Генеральша вскрикнула и в изнеможении упала в кресло. Поднялась ужасная суматоха. Бедная Настенька сидела бледная, точно мертвая. Испуганная Сашенька, обхватив Илюшу, дрожала как в лихорадке.
– Фома! – вскричал дядя в исступлении. Если ты распространишь эту тайну, то ты сделаешь самый подлейший поступок в мире!
– Я распространю эту тайну, – визжал Фома, – и сделаю наиблагороднейший из поступков! Я на то послан самим богом, чтоб изобличить весь мир в его пакостях! Я готов взобраться на мужичью соломенную крышу и кричать оттуда о вашем гнусном поступке всем окрестным помещикам и всем проезжающим!.. Да, знайте все, все, что вчера, ночью, я застал его с этой девицей, имеющей наиневиннейший вид, в саду, под кустами!..
– Ах, какой срам-с! – пропищала девица Перепелицына.

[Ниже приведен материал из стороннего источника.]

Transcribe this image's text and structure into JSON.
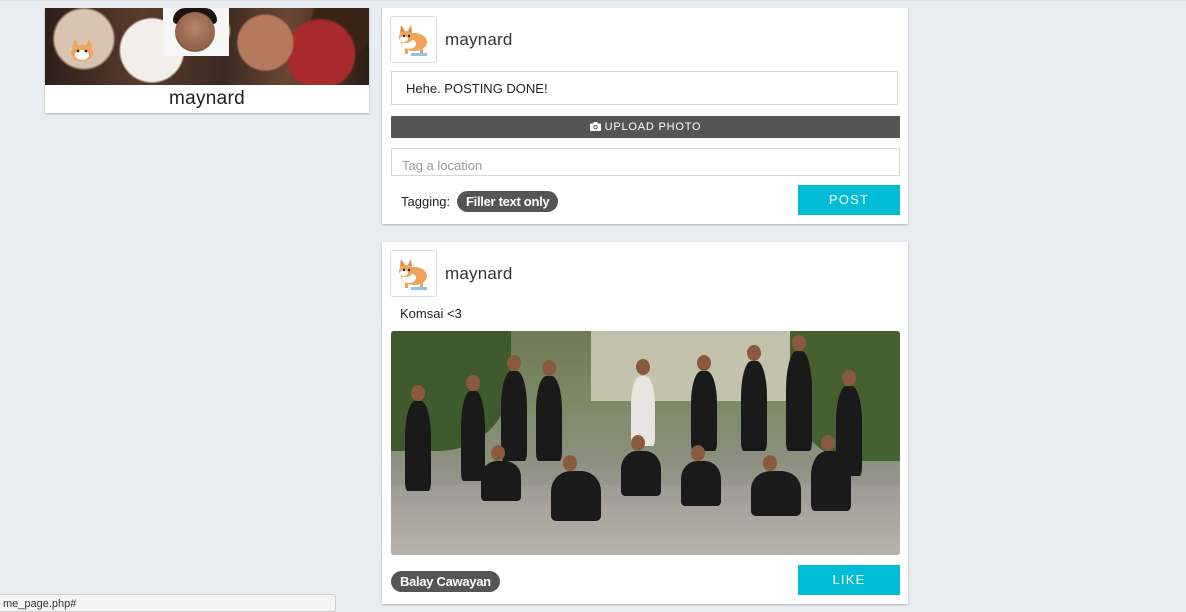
{
  "profile": {
    "name": "maynard"
  },
  "compose": {
    "username": "maynard",
    "text_value": "Hehe. POSTING DONE!",
    "upload_label": "UPLOAD PHOTO",
    "location_placeholder": "Tag a location",
    "tagging_label": "Tagging:",
    "tag": "Filler text only",
    "post_label": "POST"
  },
  "post": {
    "username": "maynard",
    "caption": "Komsai <3",
    "location": "Balay Cawayan",
    "like_label": "LIKE"
  },
  "statusbar": {
    "url": "me_page.php#"
  },
  "colors": {
    "accent": "#00bcd4",
    "dark_button": "#555555",
    "background": "#e9edf1"
  },
  "icons": {
    "camera": "camera-icon",
    "avatar": "corgi-avatar"
  }
}
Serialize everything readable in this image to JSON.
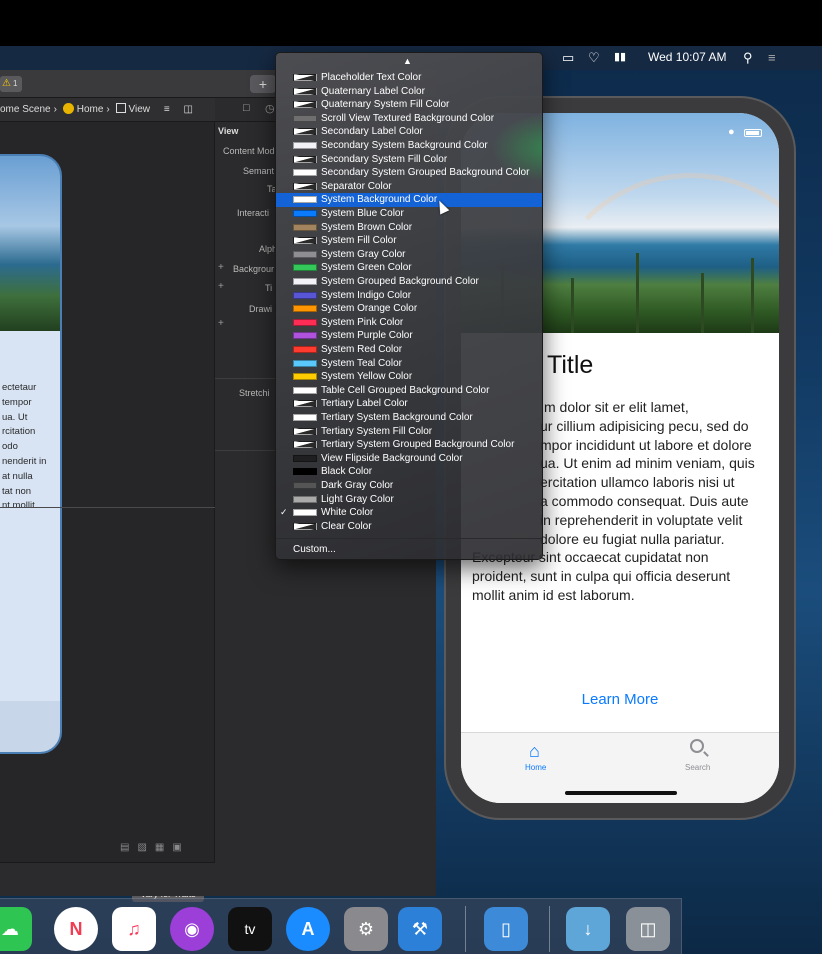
{
  "menubar": {
    "datetime": "Wed 10:07 AM"
  },
  "xcode": {
    "warning_count": "1",
    "jumpbar": [
      "ome Scene",
      "Home",
      "View"
    ],
    "inspector": {
      "section": "View",
      "labels": [
        "Content Mod",
        "Semant",
        "Ta",
        "Interacti",
        "Alph",
        "Backgrour",
        "Ti",
        "Drawi",
        "Stretchi"
      ]
    },
    "storyboard_text": [
      "ectetaur",
      "tempor",
      "ua. Ut",
      "rcitation",
      "odo",
      "nenderit in",
      "at nulla",
      "tat non",
      "nt mollit"
    ],
    "vary_for_traits": "Vary for Traits"
  },
  "color_menu": {
    "items": [
      {
        "label": "Placeholder Text Color",
        "swatch": "split",
        "color": "#b8b8b8"
      },
      {
        "label": "Quaternary Label Color",
        "swatch": "split",
        "color": "#d0d0d0"
      },
      {
        "label": "Quaternary System Fill Color",
        "swatch": "split",
        "color": "#e0e0e0"
      },
      {
        "label": "Scroll View Textured Background Color",
        "swatch": "solid",
        "color": "#6f6f6f"
      },
      {
        "label": "Secondary Label Color",
        "swatch": "split",
        "color": "#9a9a9a"
      },
      {
        "label": "Secondary System Background Color",
        "swatch": "solid",
        "color": "#f2f2f7"
      },
      {
        "label": "Secondary System Fill Color",
        "swatch": "split",
        "color": "#dcdcdc"
      },
      {
        "label": "Secondary System Grouped Background Color",
        "swatch": "solid",
        "color": "#ffffff"
      },
      {
        "label": "Separator Color",
        "swatch": "split",
        "color": "#c6c6c8"
      },
      {
        "label": "System Background Color",
        "swatch": "solid",
        "color": "#ffffff",
        "selected": true
      },
      {
        "label": "System Blue Color",
        "swatch": "solid",
        "color": "#0a7aff"
      },
      {
        "label": "System Brown Color",
        "swatch": "solid",
        "color": "#a2845e"
      },
      {
        "label": "System Fill Color",
        "swatch": "split",
        "color": "#d1d1d6"
      },
      {
        "label": "System Gray Color",
        "swatch": "solid",
        "color": "#8e8e93"
      },
      {
        "label": "System Green Color",
        "swatch": "solid",
        "color": "#34c759"
      },
      {
        "label": "System Grouped Background Color",
        "swatch": "solid",
        "color": "#f2f2f7"
      },
      {
        "label": "System Indigo Color",
        "swatch": "solid",
        "color": "#5856d6"
      },
      {
        "label": "System Orange Color",
        "swatch": "solid",
        "color": "#ff9500"
      },
      {
        "label": "System Pink Color",
        "swatch": "solid",
        "color": "#ff2d55"
      },
      {
        "label": "System Purple Color",
        "swatch": "solid",
        "color": "#af52de"
      },
      {
        "label": "System Red Color",
        "swatch": "solid",
        "color": "#ff3b30"
      },
      {
        "label": "System Teal Color",
        "swatch": "solid",
        "color": "#5ac8fa"
      },
      {
        "label": "System Yellow Color",
        "swatch": "solid",
        "color": "#ffcc00"
      },
      {
        "label": "Table Cell Grouped Background Color",
        "swatch": "solid",
        "color": "#ffffff"
      },
      {
        "label": "Tertiary Label Color",
        "swatch": "split",
        "color": "#c4c4c6"
      },
      {
        "label": "Tertiary System Background Color",
        "swatch": "solid",
        "color": "#ffffff"
      },
      {
        "label": "Tertiary System Fill Color",
        "swatch": "split",
        "color": "#e5e5ea"
      },
      {
        "label": "Tertiary System Grouped Background Color",
        "swatch": "split",
        "color": "#f2f2f7"
      },
      {
        "label": "View Flipside Background Color",
        "swatch": "solid",
        "color": "#1f1f21"
      },
      {
        "label": "Black Color",
        "swatch": "solid",
        "color": "#000000"
      },
      {
        "label": "Dark Gray Color",
        "swatch": "solid",
        "color": "#555555"
      },
      {
        "label": "Light Gray Color",
        "swatch": "solid",
        "color": "#aaaaaa"
      },
      {
        "label": "White Color",
        "swatch": "solid",
        "color": "#ffffff",
        "checked": true
      },
      {
        "label": "Clear Color",
        "swatch": "split",
        "color": "#ffffff"
      }
    ],
    "custom_label": "Custom..."
  },
  "simulator": {
    "title": "Title",
    "body_lines": [
      "m dolor sit er elit lamet,",
      "ur cillium adipisicing pecu, sed do",
      "mpor incididunt ut labore et dolore",
      "ua. Ut enim ad minim veniam, quis",
      "ercitation ullamco laboris nisi ut",
      "a commodo consequat. Duis aute",
      "in reprehenderit in voluptate velit",
      "dolore eu fugiat nulla pariatur.",
      "Excepteur sint occaecat cupidatat non",
      "proident, sunt in culpa qui officia deserunt",
      "mollit anim id est laborum."
    ],
    "learn_more": "Learn More",
    "tabs": {
      "home": "Home",
      "search": "Search"
    }
  },
  "dock": {
    "apps": [
      "messages",
      "news",
      "music",
      "podcasts",
      "tv",
      "app-store",
      "system-preferences",
      "xcode",
      "simulator",
      "downloads",
      "trash"
    ],
    "tv_label": "tv"
  }
}
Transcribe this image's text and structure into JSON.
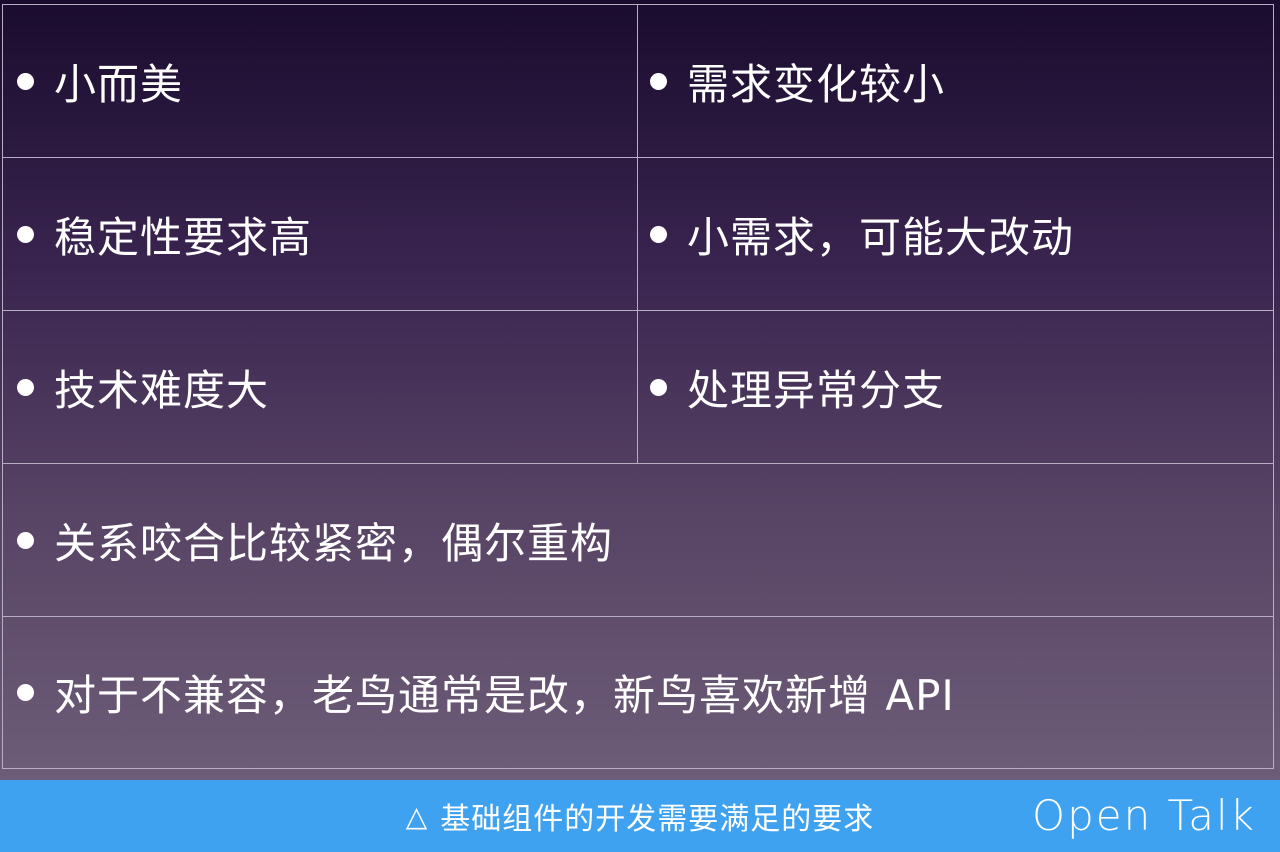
{
  "table": {
    "rows": [
      {
        "left": "小而美",
        "right": "需求变化较小"
      },
      {
        "left": "稳定性要求高",
        "right": "小需求，可能大改动"
      },
      {
        "left": "技术难度大",
        "right": "处理异常分支"
      },
      {
        "full": "关系咬合比较紧密，偶尔重构"
      },
      {
        "full": "对于不兼容，老鸟通常是改，新鸟喜欢新增 API"
      }
    ]
  },
  "caption": {
    "icon": "triangle-icon",
    "text": "基础组件的开发需要满足的要求"
  },
  "brand": {
    "text": "Open Talk"
  },
  "colors": {
    "caption_bar": "#3fa2f0",
    "grid_lines": "#b8aec4",
    "text": "#ffffff"
  }
}
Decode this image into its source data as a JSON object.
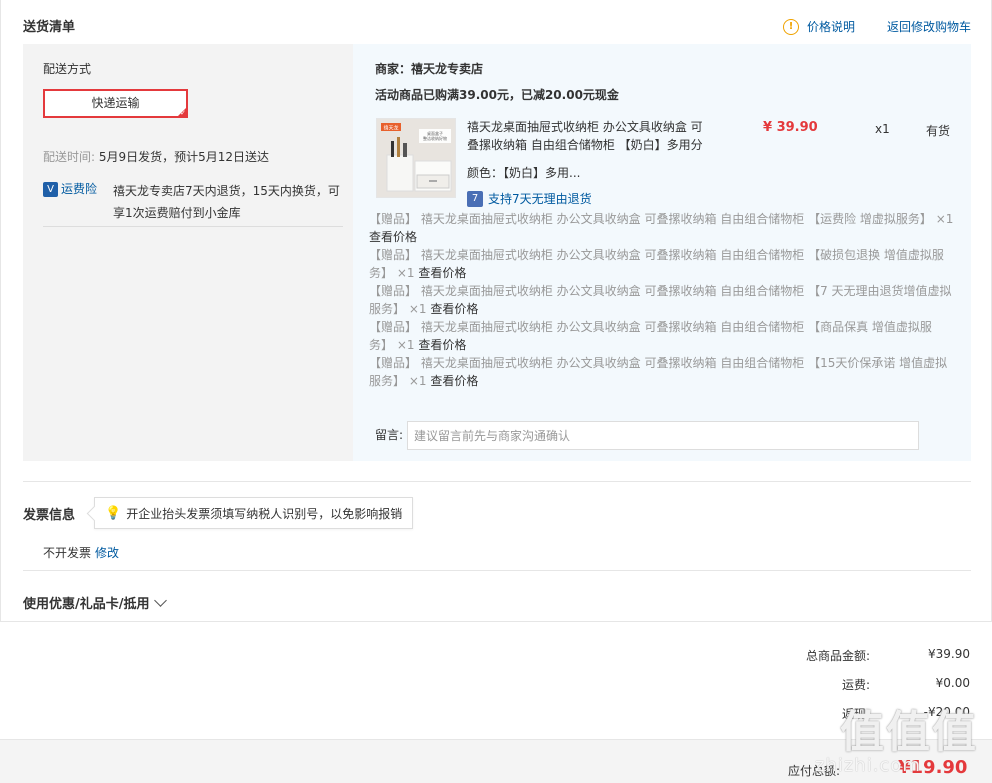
{
  "header": {
    "title": "送货清单",
    "price_info": "价格说明",
    "back_cart": "返回修改购物车"
  },
  "shipping": {
    "label": "配送方式",
    "method": "快递运输",
    "time_label": "配送时间:",
    "time_value": "5月9日发货，预计5月12日送达",
    "fee_icon": "V",
    "fee_label": "运费险",
    "fee_text": "禧天龙专卖店7天内退货，15天内换货，可享1次运费赔付到小金库"
  },
  "order": {
    "merchant": "商家：禧天龙专卖店",
    "promo": "活动商品已购满39.00元，已减20.00元现金",
    "product": {
      "name": "禧天龙桌面抽屉式收纳柜 办公文具收纳盒 可叠摞收纳箱 自由组合储物柜 【奶白】多用分",
      "price": "¥ 39.90",
      "qty": "x1",
      "stock": "有货",
      "color": "颜色：【奶白】多用...",
      "return": "支持7天无理由退货",
      "img_brand": "禧天龙",
      "img_caption": "桌面盒子 整洁收纳好物"
    },
    "gifts": [
      {
        "text": "【赠品】 禧天龙桌面抽屉式收纳柜 办公文具收纳盒 可叠摞收纳箱 自由组合储物柜 【运费险 增虚拟服务】 ×1",
        "link": "查看价格"
      },
      {
        "text": "【赠品】 禧天龙桌面抽屉式收纳柜 办公文具收纳盒 可叠摞收纳箱 自由组合储物柜 【破损包退换 增值虚拟服务】 ×1",
        "link": "查看价格"
      },
      {
        "text": "【赠品】 禧天龙桌面抽屉式收纳柜 办公文具收纳盒 可叠摞收纳箱 自由组合储物柜 【7 天无理由退货增值虚拟服务】 ×1",
        "link": "查看价格"
      },
      {
        "text": "【赠品】 禧天龙桌面抽屉式收纳柜 办公文具收纳盒 可叠摞收纳箱 自由组合储物柜 【商品保真 增值虚拟服务】 ×1",
        "link": "查看价格"
      },
      {
        "text": "【赠品】 禧天龙桌面抽屉式收纳柜 办公文具收纳盒 可叠摞收纳箱 自由组合储物柜 【15天价保承诺 增值虚拟服务】 ×1",
        "link": "查看价格"
      }
    ],
    "message_label": "留言:",
    "message_placeholder": "建议留言前先与商家沟通确认"
  },
  "invoice": {
    "title": "发票信息",
    "tip": "开企业抬头发票须填写纳税人识别号，以免影响报销",
    "status": "不开发票",
    "edit": "修改"
  },
  "coupon": {
    "title": "使用优惠/礼品卡/抵用"
  },
  "summary": {
    "goods_label": "总商品金额:",
    "goods_value": "¥39.90",
    "freight_label": "运费:",
    "freight_value": "¥0.00",
    "cashback_label": "返现:",
    "cashback_value": "-¥20.00",
    "total_label": "应付总额:",
    "total_value": "¥19.90"
  },
  "watermark": {
    "main": "值值值",
    "sub": "zhizhi.com"
  },
  "colors": {
    "accent_red": "#e4393c",
    "link_blue": "#005aa0"
  }
}
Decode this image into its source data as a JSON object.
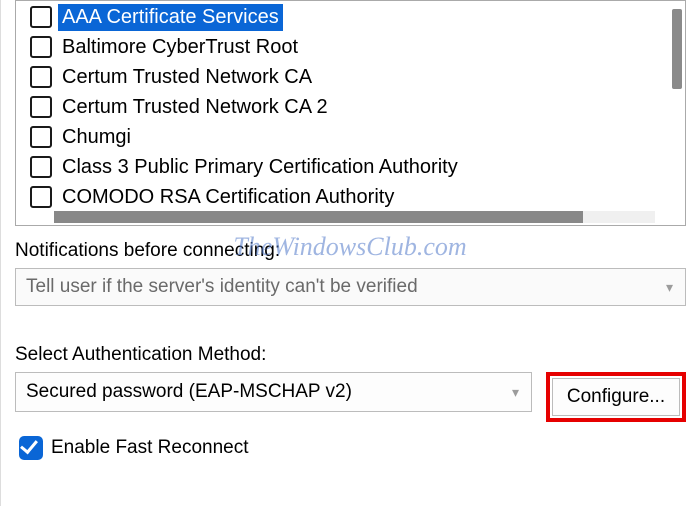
{
  "cert_list": {
    "items": [
      {
        "label": "AAA Certificate Services",
        "selected": true
      },
      {
        "label": "Baltimore CyberTrust Root",
        "selected": false
      },
      {
        "label": "Certum Trusted Network CA",
        "selected": false
      },
      {
        "label": "Certum Trusted Network CA 2",
        "selected": false
      },
      {
        "label": "Chumgi",
        "selected": false
      },
      {
        "label": "Class 3 Public Primary Certification Authority",
        "selected": false
      },
      {
        "label": "COMODO RSA Certification Authority",
        "selected": false
      }
    ]
  },
  "notifications": {
    "label": "Notifications before connecting:",
    "value": "Tell user if the server's identity can't be verified"
  },
  "auth": {
    "label": "Select Authentication Method:",
    "value": "Secured password (EAP-MSCHAP v2)",
    "configure_label": "Configure..."
  },
  "fast_reconnect": {
    "label": "Enable Fast Reconnect",
    "checked": true
  },
  "watermark": "TheWindowsClub.com",
  "colors": {
    "selection_bg": "#0a66d6",
    "highlight_border": "#e60000"
  }
}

– Фома! не губи себя! – кричал дядя, сжимая кулаки и сверкая глазами.
– …А он, – визжал Фома, – он, испугавшись, что я его увидел, осмелился завлекать меня лживым письмом, меня, честного и прямодушного, в потворство своему преступлению – да, преступлению!.. ибо из наиневиннейшей доселе девицы вы сделали…
– Еще одно оскорбительное для нее слово, и – я убью тебя, Фома, клянусь тебе в этом!..
– Я говорю это слово, ибо из наиневиннейшей доселе девицы вы успели сделать развратнейшую из девиц!
Едва только произнес Фома последнее слово, как дядя схватил его за плечи, повернул, как соломинку, и с силою бросил его на стеклянную дверь, ведшую из кабинета во двор дома. Удар был так силен, что притворенные двери растворились настежь, и Фома, слетев кубарем по семи каменным ступенькам, растянулся на дворе. Разбитые стекла с дребезгом разлетелись по ступеням крыльца.
– Гаврила, подбери его! – вскричал дядя, бледный как мертвец, – посади его на телегу, и чтоб через две минуты духу его не было в Степанчикове!
Что бы не замышлял Фома Фомич, но уж, верно, не ожидал подобной развязки.
Не берусь описывать то, что было в первые минуты после такого пассажа. Раздирающий душу вопль генеральши, покатившейся в кресле; столбняк девицы Перепелицыной перед неожиданным поступком до сих пор всегда покорного дяди; ахи и охи приживалок; испуганная до обморока Настенька, около которой увивался отец; обезумевшая от страха Сашенька; дядя, в невыразимом волнении шагавший по комнате и дожидавшийся, когда очнется мать; наконец, громкий плач Фалалея, оплакивавшего господ своих, – все это составляло картину неизобразимую. Прибавлю еще, что в эту минуту разразилась сильная гроза; удары грома слышались чаще и чаще, и крупный дождь застучал в окна.
– Вот-те и праздничек! – пробормотал господин Бахчеев, нагнув голову и растопырив руки.
– Дело худо! – шепнул я ему, тоже вне себя от волнения, – но, по крайней мере, прогнали Фомича и уж не воротят.
– Маменька! опомнились ли вы? легче ли вам? можете ли вы наконец меня выслушать? – спросил дядя, остановясь перед креслом старухи.
Та подняла голову, сложила руки и с умоляющим видом смотрела на сына, которого еще никогда в жизни не видала в таком гневе.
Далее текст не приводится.